На стенах висели Деревянные маски животных. Видимо, Намунея принесла их на память о лучших временах.
Уже будучи второгодником, Фео много читал о возвышении человечества и всё никак не понимал, почему Каталис и столица не пробудили хаос, хотя враждовали постоянно. Фео спросил об этом у отца и тут же пожалел. Для Гиддеона эта тема была болезненной, однако он ответил спокойно: «Потому что Каталис, при всей ненависти к столице, при всех ограничениях для её жителей, при своей отчуждённости всегда держался на тонкой грани, что не позволяла ему отделиться от царства людей и начать войну. Магистры — гордецы, но не дураки. Осознают, что Зеркало даровано всем людям», — он особенно надавил на слово «всем». Фео хорошо запомнил это.

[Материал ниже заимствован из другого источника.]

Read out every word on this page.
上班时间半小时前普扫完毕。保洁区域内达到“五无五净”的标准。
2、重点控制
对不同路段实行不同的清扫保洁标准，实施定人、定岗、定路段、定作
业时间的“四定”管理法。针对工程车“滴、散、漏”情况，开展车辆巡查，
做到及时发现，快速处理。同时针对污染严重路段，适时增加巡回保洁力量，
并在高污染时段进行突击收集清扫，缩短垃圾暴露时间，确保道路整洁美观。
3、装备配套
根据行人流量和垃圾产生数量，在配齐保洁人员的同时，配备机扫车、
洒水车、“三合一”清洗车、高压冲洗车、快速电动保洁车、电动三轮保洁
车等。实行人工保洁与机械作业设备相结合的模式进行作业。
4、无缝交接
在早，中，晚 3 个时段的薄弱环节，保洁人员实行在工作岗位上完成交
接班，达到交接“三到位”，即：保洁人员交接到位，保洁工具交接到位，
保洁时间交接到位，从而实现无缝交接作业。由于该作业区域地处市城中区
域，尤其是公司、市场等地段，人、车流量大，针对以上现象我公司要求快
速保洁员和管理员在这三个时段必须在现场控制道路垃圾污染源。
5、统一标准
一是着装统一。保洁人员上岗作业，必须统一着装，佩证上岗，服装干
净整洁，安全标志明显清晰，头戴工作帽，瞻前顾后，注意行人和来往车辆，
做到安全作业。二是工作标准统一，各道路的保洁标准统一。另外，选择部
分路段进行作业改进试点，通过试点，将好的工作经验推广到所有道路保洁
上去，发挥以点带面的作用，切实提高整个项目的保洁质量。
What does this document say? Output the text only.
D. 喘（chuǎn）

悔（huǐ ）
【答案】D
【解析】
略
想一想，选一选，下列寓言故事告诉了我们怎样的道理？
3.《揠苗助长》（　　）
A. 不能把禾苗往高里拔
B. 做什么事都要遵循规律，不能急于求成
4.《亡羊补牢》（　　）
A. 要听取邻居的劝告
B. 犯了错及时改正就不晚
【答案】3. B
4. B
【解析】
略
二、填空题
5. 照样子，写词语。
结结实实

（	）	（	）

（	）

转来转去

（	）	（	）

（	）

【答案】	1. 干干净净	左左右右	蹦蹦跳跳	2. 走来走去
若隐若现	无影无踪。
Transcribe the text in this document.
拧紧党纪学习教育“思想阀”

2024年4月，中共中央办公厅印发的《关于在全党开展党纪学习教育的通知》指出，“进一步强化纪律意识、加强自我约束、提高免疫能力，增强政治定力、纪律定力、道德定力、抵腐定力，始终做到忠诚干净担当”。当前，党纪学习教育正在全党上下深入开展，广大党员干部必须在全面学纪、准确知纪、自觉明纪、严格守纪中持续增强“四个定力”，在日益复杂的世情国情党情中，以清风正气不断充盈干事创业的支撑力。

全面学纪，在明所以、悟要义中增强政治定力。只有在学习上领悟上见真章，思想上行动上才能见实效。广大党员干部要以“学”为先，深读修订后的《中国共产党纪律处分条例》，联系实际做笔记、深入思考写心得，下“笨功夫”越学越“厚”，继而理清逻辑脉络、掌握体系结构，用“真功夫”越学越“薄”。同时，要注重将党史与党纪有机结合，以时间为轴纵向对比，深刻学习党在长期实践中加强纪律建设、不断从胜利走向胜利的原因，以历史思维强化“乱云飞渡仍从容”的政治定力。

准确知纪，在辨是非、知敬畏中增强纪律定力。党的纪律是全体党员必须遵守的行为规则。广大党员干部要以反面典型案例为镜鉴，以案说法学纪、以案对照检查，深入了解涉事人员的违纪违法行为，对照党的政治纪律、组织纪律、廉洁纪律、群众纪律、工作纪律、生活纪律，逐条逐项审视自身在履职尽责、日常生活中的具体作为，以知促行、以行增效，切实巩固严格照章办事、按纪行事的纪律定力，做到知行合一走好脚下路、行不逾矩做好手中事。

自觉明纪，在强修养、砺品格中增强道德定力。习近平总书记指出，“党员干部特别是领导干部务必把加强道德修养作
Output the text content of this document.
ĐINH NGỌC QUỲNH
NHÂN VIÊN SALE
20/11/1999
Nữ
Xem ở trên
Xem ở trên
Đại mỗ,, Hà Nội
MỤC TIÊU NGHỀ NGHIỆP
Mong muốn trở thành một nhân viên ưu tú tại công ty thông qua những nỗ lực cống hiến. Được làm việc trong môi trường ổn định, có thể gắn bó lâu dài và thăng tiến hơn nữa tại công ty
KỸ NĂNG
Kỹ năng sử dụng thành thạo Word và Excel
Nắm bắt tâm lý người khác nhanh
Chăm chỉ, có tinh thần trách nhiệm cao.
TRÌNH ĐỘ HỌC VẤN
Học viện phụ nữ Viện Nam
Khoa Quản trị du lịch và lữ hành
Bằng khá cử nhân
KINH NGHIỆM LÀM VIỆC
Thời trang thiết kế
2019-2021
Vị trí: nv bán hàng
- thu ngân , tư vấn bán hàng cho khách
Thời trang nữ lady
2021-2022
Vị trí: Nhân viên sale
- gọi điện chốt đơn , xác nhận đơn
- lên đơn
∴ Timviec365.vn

В темноте, тишине и холоде пугало ощущение близости жуткого погружения, теперь в море. Фео не представлял, насколько его хватит и как далеко придётся спускаться в рыбьи города, ещё и говорить что-то. Над головой будет многометровая толща воды, каждую секунду — борьба за жизнь.
Стало тяжело дышать. К горлу Фео подкатила тошнота, и он, превозмогая, забрался на сундук целиком и свернулся калачиком, как мальчик. Совсем не мягко, даже шуба не спасала бока. Опытный алхимик сумел бы что-нибудь сделать, но сейчас даже мыслить подобным образом не выходило.
«Однажды, — вновь зазвучал в голове голос отца, — Земля будет освобождена от Скверны, и свет всех Живущих умножит могущество Неру. Разделив свою сущность, он откроет Колодезные врата и с Духами отправится творить новый обитаемый мир, а мы, люди, последуем за ними».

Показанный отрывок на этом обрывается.